Some have raised prices of hot rolled coils by Rs600 ($14.62) to about Rs28,800 per tonne this month, an industry source told Reuters.
But Steel Secretary R.S. Pandey said there were no plans to cap prices: “Government is not in a regulatory role. The price monitoring committee will study the rise in steel prices.”
“Indian prices are in line with international trends,” he told reporters on the sidelines of an industry conference.
Shares of steel firms like Steel Authority of India Ltd, Tata Steel Ltd and JSW Steel Ltd were up by between 1.3% to 3.5% in a firm Mumbai market in early afternoon trade.
In March, Indian firms raised steel prices to keep pace with global spikes, but reversed their decision after pressure from the government to help fight inflation.
The annual inflation rate hit 6.69% on 27 January, its highest in more than two years, but has fallen below 6% as the central bank has tightened policy and the government cut duties on a range of items to rein in prices.
At least two steel makers, Essar Steel and Tata Steel, raised the price of hot rolled coils by Rs1,000 per tonne on 1 March.
Separately, Pandey said India firms should not stop exporting iron ore, as steel firms have demanded, as the present domestic steel-making capacity would be unable to soak up ore output.

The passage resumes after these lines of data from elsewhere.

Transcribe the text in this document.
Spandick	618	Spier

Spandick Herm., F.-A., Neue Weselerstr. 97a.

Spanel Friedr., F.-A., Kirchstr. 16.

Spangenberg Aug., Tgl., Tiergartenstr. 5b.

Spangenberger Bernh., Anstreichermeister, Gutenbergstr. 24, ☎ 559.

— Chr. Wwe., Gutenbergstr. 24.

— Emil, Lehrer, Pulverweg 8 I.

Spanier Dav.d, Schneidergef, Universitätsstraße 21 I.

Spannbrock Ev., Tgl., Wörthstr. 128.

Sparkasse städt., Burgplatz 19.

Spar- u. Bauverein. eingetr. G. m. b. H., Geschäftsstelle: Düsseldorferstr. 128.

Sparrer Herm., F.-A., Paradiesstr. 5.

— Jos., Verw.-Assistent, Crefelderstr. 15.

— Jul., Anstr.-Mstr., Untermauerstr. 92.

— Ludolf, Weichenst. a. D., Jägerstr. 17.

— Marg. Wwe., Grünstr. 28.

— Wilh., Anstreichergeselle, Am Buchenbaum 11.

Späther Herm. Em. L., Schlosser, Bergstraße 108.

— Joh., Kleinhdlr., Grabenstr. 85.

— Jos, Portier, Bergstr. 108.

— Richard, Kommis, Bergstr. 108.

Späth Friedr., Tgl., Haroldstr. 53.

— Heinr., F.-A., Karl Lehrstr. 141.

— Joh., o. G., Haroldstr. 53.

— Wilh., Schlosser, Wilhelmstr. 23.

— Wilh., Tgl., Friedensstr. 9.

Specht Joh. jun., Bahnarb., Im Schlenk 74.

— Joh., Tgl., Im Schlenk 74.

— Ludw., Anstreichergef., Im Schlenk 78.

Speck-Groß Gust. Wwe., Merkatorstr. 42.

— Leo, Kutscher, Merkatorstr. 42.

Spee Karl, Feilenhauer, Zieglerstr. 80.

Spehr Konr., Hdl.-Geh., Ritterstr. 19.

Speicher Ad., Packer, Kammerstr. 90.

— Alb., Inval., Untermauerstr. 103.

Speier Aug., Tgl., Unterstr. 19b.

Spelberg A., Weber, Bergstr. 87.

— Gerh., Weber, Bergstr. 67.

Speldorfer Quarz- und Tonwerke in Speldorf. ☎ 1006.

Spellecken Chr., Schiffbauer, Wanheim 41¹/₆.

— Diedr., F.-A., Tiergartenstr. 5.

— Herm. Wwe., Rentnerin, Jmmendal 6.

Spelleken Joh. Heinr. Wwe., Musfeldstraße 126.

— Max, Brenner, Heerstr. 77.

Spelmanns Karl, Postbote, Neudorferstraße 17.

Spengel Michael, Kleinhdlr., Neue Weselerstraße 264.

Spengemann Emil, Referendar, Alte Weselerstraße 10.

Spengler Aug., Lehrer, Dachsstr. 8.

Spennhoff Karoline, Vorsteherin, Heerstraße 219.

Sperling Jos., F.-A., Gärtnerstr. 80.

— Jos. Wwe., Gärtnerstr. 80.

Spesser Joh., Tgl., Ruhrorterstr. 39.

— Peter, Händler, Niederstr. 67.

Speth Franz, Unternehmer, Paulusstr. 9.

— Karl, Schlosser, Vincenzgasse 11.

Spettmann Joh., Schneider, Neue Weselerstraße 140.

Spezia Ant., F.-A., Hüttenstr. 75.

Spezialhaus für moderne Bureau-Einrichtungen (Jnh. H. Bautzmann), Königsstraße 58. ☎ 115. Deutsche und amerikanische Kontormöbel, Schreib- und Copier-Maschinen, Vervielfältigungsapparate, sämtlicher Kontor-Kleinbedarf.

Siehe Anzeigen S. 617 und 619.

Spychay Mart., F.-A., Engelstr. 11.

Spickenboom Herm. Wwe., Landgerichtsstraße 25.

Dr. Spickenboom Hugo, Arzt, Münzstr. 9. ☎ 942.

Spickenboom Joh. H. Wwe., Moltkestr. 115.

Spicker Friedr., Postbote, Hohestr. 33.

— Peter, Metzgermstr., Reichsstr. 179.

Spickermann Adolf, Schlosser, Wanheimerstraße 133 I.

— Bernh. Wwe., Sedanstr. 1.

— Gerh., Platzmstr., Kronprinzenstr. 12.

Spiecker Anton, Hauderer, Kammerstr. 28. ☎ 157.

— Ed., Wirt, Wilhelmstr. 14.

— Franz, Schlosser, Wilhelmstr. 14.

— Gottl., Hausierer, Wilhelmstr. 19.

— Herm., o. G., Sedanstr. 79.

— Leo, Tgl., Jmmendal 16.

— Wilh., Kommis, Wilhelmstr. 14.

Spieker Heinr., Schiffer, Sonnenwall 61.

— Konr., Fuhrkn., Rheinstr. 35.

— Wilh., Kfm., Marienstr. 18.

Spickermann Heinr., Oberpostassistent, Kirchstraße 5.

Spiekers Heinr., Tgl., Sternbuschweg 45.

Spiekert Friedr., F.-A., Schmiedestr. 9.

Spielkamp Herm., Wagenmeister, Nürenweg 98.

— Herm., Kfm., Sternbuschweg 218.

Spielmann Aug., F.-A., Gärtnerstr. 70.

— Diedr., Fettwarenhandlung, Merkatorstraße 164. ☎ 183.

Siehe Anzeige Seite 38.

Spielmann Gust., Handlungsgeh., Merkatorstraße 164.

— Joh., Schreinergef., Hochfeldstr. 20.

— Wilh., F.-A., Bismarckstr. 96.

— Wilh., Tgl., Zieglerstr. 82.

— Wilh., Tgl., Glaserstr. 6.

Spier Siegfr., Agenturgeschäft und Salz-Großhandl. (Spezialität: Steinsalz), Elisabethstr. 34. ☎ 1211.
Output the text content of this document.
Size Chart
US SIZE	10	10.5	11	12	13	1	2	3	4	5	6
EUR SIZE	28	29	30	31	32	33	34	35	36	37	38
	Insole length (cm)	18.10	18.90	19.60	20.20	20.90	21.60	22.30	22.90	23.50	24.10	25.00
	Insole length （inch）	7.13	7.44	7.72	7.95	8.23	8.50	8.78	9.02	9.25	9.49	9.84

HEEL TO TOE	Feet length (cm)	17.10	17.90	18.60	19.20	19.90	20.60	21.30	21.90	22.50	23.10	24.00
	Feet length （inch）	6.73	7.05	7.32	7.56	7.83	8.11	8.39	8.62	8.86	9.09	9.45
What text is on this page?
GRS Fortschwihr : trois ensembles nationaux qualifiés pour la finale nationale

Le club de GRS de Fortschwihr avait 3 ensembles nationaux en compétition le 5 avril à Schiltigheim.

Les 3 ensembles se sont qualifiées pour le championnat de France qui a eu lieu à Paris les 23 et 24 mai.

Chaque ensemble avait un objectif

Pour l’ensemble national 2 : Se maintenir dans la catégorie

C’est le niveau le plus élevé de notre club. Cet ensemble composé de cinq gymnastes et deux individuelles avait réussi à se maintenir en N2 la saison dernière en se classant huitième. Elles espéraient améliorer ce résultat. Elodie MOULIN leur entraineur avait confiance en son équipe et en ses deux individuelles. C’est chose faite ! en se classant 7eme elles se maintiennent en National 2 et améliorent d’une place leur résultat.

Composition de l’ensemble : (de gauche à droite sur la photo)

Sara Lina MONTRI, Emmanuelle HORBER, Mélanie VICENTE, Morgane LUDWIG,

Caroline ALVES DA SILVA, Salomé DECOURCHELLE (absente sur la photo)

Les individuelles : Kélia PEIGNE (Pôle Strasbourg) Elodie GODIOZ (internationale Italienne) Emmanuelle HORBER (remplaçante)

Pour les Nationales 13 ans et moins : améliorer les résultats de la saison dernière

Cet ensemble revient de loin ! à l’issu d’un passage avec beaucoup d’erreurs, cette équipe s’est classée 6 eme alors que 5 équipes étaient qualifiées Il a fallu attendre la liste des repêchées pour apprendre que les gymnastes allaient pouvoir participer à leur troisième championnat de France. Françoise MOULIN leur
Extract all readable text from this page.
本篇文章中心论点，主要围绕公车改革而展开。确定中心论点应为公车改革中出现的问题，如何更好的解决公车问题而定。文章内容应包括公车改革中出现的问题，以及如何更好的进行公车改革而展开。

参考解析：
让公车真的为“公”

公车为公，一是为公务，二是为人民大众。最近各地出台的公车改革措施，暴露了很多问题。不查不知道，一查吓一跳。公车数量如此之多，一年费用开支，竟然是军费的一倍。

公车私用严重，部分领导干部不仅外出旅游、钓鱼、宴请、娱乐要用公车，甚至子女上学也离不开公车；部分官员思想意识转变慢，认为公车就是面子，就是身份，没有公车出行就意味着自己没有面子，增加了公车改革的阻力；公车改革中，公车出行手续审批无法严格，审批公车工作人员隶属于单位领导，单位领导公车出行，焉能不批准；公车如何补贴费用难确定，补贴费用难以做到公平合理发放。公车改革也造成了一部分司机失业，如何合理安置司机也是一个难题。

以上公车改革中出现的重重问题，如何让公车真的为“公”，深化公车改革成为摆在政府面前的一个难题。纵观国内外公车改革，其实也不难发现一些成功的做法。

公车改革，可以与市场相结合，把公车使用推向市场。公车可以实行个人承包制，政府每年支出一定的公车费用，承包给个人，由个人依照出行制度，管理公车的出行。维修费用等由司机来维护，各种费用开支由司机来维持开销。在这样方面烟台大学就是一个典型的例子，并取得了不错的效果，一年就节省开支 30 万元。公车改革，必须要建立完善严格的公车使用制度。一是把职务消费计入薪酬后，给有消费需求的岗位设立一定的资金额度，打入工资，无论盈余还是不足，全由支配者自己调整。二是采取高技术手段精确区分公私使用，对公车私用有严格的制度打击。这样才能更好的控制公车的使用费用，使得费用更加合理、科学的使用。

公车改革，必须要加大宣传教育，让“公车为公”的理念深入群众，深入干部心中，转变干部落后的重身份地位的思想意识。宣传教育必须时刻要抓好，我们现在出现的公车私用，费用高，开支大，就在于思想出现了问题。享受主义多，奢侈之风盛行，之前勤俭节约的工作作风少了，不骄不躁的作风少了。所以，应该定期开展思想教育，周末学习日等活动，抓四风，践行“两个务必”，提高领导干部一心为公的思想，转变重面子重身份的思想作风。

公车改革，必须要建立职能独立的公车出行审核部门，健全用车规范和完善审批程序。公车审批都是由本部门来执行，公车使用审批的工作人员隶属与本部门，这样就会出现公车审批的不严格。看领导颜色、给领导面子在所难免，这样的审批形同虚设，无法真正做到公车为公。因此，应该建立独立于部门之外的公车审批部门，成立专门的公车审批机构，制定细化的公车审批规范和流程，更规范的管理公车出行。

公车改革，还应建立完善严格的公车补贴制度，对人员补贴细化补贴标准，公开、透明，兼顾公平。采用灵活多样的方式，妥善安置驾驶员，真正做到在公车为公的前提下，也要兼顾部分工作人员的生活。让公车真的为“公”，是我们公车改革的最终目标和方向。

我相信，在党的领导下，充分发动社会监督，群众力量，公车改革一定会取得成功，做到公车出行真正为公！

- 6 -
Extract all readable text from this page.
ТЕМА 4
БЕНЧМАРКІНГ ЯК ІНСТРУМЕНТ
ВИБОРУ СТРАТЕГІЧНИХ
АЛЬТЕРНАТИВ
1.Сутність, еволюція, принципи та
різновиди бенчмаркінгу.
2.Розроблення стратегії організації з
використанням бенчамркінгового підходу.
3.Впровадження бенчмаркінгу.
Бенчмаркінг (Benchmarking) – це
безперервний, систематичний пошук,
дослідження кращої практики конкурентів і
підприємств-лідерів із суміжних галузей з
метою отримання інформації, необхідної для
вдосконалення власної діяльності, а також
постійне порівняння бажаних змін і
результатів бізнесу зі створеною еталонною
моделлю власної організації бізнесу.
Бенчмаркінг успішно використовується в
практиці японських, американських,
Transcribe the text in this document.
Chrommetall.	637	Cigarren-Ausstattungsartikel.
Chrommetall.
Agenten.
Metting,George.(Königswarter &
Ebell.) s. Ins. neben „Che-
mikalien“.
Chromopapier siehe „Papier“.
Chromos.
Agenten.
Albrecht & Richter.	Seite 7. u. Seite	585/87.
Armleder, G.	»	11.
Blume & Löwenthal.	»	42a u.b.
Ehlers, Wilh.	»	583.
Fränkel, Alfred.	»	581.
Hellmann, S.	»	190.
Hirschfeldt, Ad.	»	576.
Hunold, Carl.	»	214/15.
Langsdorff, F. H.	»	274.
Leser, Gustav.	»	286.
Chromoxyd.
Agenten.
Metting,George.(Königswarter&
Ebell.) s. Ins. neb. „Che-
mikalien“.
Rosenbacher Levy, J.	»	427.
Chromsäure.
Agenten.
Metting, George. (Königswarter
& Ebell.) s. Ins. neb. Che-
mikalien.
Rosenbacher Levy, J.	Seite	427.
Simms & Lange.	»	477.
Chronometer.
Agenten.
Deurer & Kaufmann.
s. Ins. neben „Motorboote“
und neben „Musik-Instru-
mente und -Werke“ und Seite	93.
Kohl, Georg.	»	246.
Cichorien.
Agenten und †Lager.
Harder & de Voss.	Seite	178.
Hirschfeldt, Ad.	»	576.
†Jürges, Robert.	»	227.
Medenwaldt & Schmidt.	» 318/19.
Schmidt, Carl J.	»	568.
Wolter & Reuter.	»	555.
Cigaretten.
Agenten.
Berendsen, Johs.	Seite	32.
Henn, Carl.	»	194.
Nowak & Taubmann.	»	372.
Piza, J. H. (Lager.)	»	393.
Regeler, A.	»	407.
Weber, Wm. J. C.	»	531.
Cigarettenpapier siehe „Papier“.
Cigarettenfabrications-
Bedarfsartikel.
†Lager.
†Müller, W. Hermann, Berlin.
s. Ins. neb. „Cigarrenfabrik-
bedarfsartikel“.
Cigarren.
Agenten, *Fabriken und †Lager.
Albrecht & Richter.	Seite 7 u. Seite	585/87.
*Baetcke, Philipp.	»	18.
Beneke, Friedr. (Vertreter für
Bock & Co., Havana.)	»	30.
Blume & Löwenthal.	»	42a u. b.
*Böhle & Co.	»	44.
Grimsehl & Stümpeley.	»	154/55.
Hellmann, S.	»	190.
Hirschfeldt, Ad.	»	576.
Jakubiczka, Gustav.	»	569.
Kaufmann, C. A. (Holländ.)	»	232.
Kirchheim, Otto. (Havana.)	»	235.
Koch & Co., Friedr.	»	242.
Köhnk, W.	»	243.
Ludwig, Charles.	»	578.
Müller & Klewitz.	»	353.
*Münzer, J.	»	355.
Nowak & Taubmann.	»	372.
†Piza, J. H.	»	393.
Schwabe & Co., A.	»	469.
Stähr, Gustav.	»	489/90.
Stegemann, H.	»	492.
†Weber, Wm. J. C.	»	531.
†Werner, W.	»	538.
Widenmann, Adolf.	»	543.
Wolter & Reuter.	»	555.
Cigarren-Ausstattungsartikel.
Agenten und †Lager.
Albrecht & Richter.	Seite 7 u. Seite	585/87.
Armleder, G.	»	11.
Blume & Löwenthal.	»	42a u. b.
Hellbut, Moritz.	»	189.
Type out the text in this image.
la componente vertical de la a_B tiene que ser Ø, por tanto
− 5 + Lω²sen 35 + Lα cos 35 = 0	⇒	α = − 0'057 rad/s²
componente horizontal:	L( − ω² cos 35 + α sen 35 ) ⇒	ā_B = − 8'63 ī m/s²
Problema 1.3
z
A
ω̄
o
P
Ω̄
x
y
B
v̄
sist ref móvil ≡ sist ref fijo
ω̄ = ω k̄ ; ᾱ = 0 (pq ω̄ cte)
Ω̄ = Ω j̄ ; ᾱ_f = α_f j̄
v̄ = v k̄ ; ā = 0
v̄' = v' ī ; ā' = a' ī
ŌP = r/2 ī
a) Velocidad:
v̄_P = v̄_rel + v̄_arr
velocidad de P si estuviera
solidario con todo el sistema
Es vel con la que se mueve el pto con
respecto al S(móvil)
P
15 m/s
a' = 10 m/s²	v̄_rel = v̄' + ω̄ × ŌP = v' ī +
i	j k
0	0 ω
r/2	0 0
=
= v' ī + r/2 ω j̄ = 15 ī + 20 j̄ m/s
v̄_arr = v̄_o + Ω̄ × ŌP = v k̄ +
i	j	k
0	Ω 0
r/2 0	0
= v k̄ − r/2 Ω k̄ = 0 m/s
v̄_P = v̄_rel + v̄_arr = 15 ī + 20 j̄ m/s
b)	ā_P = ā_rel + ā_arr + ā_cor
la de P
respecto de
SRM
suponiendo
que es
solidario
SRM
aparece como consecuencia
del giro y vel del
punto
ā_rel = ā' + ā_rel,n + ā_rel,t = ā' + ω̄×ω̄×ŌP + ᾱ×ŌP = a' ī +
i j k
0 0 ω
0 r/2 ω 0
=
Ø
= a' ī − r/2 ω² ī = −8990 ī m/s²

“You should not stop exports. If domestic capacity of steel goes up, less iron ore should go out,” he said.
In April, industry representatives assured Finance Minister Palaniappan Chidambaram steel firms would more than double steel-making capacity to 85 million tonnes by 2010 and to 200 million tonnes by 2020.
Global players like South Korea’s POSCO are planning plants in India, where demand for steel is rising amid efforts to improve key infrastructure and sustain high economic growth rates.
Pandey said the government was keen to sort out problems facing the Korean firm, which wants to invest $12 billion in the eastern state of Orissa but whose plans have been hit by protests over land.
“POSCO is a major investor and we all take note of that. I believe that POSCO should start production by the end of 2010,” Pandey said.
The firm is facing stiff opposition from villagers over land acquisition and has so far been unable to secure a lease for a iron ore mine to feed the proposed steel mill.